Steamboat traffic on the river ended, and Main Street -- which the Cosgroves could see from their tall front windows -- was stagnating.

In 1902, a promoter named John Silver had an idea. "What this town needs is a corn cannery," he said, convincing Cosgrove, now a prosperous landowner, that he was just the investor to make this happen. A year later, the Minnesota Valley Canning Co. (eventually the Green Giant Company) opened.

The family moved into a larger house, and the little house sat empty. The youngest son, Edward, attended the University of Minnesota, where he met and married Louise Strong. They returned to Le Sueur and moved in with the elder Cosgroves. But Louise had other plans.

"I had my eye on the little Mayo house, which was scallopy and just adorable," she said in an interview published in a company newsletter, The Nibletter.

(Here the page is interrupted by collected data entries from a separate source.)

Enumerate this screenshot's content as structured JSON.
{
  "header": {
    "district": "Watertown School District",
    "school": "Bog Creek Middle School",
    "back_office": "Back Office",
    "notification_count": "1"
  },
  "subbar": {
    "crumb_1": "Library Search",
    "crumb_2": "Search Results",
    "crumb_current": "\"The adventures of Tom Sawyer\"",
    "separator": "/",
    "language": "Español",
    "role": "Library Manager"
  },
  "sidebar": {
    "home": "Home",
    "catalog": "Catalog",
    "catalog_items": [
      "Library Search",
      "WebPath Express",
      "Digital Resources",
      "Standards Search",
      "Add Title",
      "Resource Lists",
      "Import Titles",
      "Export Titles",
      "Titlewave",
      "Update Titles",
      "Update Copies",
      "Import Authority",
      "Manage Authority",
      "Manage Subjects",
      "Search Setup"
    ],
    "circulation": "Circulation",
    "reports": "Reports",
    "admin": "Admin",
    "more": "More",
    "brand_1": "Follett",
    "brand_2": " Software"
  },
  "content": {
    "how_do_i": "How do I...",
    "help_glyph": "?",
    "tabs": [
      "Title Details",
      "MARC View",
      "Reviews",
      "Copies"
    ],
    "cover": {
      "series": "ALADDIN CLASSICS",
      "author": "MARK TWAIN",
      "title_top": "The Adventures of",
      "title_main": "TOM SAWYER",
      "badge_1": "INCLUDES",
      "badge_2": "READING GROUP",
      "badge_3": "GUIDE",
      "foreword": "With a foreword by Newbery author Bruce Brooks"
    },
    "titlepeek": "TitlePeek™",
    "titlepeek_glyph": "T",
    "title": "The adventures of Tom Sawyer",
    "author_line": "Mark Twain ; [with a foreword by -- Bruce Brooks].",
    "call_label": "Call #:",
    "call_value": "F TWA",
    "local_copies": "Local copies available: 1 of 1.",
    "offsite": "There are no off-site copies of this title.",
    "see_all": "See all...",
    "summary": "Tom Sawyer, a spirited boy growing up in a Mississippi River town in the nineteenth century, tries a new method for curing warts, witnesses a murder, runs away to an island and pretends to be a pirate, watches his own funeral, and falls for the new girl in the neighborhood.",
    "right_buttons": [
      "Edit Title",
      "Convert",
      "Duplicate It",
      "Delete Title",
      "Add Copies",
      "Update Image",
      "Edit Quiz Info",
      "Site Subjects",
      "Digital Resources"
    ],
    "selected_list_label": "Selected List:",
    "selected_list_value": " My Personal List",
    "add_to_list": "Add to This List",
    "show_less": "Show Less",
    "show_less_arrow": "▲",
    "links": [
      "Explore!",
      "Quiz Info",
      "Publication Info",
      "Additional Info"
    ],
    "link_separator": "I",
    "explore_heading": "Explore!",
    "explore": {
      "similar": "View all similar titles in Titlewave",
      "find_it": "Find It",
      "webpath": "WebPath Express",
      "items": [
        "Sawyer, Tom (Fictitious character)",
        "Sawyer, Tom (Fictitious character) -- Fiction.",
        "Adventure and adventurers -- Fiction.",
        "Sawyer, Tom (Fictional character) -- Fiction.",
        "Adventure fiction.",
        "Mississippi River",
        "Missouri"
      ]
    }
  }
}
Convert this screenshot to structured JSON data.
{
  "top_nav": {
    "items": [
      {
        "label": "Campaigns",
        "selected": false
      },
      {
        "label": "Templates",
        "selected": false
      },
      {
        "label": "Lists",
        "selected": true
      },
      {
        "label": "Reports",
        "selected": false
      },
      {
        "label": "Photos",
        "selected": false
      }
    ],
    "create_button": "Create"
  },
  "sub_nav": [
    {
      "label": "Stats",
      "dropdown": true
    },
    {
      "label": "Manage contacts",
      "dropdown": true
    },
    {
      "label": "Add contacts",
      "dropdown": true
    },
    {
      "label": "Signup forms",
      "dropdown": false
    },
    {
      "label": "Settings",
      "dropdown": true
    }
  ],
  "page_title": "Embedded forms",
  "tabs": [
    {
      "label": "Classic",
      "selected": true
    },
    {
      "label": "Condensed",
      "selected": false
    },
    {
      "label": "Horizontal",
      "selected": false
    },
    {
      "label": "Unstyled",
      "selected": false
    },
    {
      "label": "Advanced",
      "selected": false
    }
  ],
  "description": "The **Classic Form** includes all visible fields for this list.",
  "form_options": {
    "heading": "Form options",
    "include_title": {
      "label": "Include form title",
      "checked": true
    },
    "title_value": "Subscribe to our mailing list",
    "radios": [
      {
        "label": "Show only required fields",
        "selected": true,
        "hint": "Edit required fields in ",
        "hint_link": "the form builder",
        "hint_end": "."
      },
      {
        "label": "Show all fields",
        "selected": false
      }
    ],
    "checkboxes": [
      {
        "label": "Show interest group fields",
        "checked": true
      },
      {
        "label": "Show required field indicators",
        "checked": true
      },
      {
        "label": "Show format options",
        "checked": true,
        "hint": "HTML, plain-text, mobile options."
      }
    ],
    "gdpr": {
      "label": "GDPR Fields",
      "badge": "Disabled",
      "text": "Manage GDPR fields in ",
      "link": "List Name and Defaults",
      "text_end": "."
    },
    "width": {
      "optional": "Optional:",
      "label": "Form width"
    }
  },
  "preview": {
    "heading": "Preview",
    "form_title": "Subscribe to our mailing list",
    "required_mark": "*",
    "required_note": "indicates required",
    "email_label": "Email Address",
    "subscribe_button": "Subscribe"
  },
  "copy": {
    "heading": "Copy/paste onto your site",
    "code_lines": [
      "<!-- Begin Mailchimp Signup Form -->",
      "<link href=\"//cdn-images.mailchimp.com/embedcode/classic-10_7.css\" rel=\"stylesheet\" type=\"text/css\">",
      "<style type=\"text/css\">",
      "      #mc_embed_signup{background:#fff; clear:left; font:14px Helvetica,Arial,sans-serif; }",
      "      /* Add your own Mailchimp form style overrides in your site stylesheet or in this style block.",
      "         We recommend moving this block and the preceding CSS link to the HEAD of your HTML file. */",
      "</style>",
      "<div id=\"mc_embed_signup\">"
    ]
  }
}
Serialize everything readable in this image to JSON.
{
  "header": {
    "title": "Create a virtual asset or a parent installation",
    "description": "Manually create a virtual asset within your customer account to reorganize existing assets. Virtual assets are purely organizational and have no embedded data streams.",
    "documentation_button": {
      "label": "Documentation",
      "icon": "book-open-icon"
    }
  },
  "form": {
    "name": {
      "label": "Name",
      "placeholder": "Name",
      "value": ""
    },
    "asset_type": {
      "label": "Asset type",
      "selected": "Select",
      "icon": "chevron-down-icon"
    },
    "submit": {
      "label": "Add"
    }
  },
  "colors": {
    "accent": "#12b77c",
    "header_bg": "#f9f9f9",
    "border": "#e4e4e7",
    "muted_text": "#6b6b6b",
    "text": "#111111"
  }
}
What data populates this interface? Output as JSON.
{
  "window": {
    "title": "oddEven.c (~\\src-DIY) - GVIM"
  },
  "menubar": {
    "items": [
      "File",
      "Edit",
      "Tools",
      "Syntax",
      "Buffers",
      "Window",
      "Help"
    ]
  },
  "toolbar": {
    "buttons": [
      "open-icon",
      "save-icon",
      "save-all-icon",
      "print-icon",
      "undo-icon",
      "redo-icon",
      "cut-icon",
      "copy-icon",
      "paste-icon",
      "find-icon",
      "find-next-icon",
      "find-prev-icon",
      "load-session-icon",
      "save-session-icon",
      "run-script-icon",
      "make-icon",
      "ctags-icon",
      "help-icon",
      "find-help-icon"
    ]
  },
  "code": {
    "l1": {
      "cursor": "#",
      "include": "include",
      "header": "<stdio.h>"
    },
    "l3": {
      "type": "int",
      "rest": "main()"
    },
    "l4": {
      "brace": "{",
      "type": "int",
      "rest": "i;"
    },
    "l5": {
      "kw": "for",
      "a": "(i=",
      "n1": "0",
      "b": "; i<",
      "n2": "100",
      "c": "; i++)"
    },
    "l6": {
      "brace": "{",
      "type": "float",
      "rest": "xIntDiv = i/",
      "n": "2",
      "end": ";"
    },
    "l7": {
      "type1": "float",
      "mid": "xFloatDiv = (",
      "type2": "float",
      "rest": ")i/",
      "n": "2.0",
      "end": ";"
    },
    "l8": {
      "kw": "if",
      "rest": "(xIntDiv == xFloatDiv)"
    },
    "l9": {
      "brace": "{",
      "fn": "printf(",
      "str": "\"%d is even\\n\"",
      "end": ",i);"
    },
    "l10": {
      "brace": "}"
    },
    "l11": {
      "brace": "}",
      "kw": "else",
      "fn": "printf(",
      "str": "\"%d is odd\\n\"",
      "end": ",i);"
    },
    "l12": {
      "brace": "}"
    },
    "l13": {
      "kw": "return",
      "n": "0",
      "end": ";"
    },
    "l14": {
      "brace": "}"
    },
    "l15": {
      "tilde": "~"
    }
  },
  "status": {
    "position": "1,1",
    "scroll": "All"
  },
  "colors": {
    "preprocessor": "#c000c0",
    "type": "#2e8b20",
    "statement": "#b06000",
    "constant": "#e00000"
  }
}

So in 1914 the house again became a wedding gift.

Louise began adding rooms -- an indoor bathroom, a summer kitchen. Rats from the nearby feed mill scared the hired girls. "Sometimes it was terrible, and I don't know how I lived through it," Louise recalled. "But then, it was also the happiest time of my life."

The house became company headquarters, with Dr. Mayo's old office now Cosgrove's sanctum. There, he struggled to spread out huge plat maps of the cornfields.

Eventually, an eyesore

In 1920, the family and the business outgrew the house. It fell into disrepair and by 1935 had become an eyesore. People with a sense of history persuaded William Mayo's two sons -- now of the Mayo Clinic -- to buy it. They gave it to the city of Le Sueur and it became the town library.

In 1967, a new library opened and the house again stood empty, but not for long. The Minnesota Historical Society bought it for a symbolic $1, and opened it as an historic site in 1974.

In 1993, Robert Cosgrove died; he was the last person to have lived in the house.